Discovery identifies gene that causes common form of blindness worldwide, potentially leading to new treatment for glaucoma.
“We are confident that the Alberta Vision Net model of coordinated vision science research across the province will lead to advances in the care of patients.”
Andrew Otway, President and CEO of the Royal Alexandra Hospital Foundation
By Ross Neitz. Reposted with permission from the University of Alberta Faculty of Medicine and Dentistry website.
An international team of researchers has identified a gene responsible for the onset of pigmentary glaucoma. It is the first time ever a cause of the disease has been identified and may lead to new therapies for the condition in the future.
“People who traditionally we wouldn't think of having glaucoma—young males in their 20s and 30s—are at particular risk for this form of the disease and of losing their vision,” said Michael Walter, professor and chair of Medical Genetics at the University of Alberta. “The impact of pigmentary glaucoma for these individuals is very dire, so we need to be able to develop better therapies for them.”
Pigmentary glaucoma (PG) occurs when the pigment on the back of the iris gets deposited into the front part of the eye, causing vision loss and eventually blindness if left untreated. It’s estimated that at least 150,000 people in North America are affected by the condition.
The study, led by Walter, also involved researchers at Harvard University and Flinders University in Australia. The team, using data from two individual families with a predisposition toward PG, used a technique known as whole exome sequencing to identify the premelanosome protein (PMEL) gene as a gene associated with pigmentary glaucoma. The finding was further confirmed through detection of more PMEL gene mutations following examination of 400 additional patient samples.

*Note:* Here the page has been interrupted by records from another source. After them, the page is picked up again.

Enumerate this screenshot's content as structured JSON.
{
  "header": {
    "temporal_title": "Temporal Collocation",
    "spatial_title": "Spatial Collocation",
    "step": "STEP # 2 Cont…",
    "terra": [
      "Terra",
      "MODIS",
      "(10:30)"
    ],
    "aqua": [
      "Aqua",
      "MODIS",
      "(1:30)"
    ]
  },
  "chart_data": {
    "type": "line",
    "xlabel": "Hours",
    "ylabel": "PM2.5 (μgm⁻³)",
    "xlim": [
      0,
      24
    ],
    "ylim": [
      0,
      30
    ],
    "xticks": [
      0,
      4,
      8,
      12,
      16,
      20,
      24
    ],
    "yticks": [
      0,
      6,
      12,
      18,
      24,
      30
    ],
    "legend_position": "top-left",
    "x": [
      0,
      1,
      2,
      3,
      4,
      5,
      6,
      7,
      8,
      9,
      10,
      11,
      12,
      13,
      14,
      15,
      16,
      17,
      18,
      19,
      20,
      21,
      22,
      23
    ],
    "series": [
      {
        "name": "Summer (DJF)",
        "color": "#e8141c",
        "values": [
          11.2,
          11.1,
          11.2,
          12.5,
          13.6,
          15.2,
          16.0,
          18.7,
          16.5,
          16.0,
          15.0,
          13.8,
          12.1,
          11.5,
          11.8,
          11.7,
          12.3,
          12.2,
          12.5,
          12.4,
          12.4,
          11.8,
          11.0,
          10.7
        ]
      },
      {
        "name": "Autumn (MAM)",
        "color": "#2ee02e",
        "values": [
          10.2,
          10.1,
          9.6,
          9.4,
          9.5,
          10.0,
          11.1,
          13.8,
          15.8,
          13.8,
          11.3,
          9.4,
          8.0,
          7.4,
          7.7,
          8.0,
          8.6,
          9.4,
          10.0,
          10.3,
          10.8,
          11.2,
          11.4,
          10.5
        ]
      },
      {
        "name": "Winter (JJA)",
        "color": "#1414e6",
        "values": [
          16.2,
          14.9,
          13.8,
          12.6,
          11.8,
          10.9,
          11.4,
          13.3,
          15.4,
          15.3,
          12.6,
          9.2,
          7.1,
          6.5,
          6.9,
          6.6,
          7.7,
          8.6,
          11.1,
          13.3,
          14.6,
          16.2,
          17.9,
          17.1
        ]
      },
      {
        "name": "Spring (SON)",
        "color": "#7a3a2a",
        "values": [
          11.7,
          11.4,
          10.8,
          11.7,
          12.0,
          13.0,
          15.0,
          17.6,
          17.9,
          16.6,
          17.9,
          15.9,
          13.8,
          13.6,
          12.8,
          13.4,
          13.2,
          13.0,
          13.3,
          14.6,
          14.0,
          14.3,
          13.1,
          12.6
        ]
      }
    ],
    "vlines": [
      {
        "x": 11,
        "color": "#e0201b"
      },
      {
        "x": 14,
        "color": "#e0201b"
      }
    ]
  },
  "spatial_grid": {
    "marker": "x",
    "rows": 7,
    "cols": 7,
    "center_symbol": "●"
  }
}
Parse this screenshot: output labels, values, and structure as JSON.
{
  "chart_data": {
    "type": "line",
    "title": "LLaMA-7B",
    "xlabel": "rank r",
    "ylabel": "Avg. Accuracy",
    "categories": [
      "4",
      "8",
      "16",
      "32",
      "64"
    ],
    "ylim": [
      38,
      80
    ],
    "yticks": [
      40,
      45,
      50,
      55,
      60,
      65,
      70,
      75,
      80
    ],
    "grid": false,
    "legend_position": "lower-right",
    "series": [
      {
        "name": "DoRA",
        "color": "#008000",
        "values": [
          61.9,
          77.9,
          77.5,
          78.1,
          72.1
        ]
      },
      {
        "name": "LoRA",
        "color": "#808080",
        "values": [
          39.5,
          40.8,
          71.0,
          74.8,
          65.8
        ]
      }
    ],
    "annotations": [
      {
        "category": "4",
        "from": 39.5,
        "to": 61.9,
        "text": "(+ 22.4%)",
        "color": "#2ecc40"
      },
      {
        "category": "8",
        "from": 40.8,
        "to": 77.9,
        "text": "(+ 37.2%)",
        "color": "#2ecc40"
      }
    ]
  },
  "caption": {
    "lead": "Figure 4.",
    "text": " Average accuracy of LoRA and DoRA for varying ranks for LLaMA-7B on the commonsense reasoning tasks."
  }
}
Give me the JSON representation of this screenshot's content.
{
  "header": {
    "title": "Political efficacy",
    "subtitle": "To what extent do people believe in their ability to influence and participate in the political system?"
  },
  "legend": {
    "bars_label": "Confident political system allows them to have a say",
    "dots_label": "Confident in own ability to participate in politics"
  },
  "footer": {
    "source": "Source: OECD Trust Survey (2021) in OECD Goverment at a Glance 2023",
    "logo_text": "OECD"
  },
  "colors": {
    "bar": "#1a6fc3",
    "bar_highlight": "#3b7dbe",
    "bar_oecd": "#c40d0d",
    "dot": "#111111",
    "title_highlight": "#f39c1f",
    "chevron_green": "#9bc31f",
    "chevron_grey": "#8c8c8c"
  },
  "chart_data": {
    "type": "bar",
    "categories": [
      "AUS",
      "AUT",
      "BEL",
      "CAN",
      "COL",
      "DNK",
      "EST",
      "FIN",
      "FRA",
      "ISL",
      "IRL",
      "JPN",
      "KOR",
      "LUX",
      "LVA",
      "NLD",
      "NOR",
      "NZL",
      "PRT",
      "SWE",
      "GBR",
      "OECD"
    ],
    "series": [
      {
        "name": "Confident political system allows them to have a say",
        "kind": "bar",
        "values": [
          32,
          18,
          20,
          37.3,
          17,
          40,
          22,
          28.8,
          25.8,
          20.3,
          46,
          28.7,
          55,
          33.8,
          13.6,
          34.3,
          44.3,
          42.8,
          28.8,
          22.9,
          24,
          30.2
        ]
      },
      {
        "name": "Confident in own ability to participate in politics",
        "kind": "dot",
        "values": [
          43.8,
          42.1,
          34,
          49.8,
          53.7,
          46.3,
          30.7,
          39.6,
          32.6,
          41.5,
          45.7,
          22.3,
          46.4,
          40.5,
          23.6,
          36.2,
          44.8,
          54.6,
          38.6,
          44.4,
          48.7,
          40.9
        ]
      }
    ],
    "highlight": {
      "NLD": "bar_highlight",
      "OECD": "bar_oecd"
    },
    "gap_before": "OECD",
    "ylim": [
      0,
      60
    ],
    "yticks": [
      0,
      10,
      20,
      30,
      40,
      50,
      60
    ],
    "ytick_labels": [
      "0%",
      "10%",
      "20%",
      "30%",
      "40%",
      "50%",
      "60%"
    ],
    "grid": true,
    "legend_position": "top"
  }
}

The researchers determined that the mutations in the PMEL gene had biological consequences, using a series of biochemical and cell biology tests to show that most of the mutations significantly altered human cells. Collaborating with Ted Allison, an associate professor of biological sciences in the Faculty of Science, the team used gene-editing technology called CRISPR Cas9 to introduce the mutations into the DNA of zebrafish.
“We found that these fish had altered pigmentation and eye defects which were very reminiscent of human glaucoma,” said Walter. “Altogether, the findings showed us quite clearly that we have identified a new gene that causes glaucoma.”
“I think the collaborative effort we’ve had in this research has really let us explore this more fully than any one lab could have done.”
Walter, who is also a member of Alberta Vision Net which brings together researchers from the University of Alberta and University of Calgary to advance the understanding and treatment of ocular disease, is now focused on efforts to better understand how the mutations lead to pigmentary glaucoma. He says the research has also identified unexpected similarities to other neurodegenerative diseases, such as Alzheimer’s, that could lead to exciting new possibilities for treatment.
“It opens up awareness about other approaches we could take,” said Walter. “Potentially some of the methods that are currently being used to think about treating Alzheimer’s might even be applied to treat glaucoma.”
“We are confident that the Alberta Vision Net model of coordinated vision science research across the province will lead to advances in the care of patients,” said Andrew Otway, president and CEO of the Royal Alexandra Hospital Foundation, a major funder of the research.
The research, which was published in Human Molecular Genetics, was also supported by funding from the Canadian Glaucoma Research Society, Alberta Vision Network, Canadian Institutes of Health Research, Maternal and Child Health Student Support, the BrightFocus Foundation, March of Dimes Foundation, and the National Institutes of Health.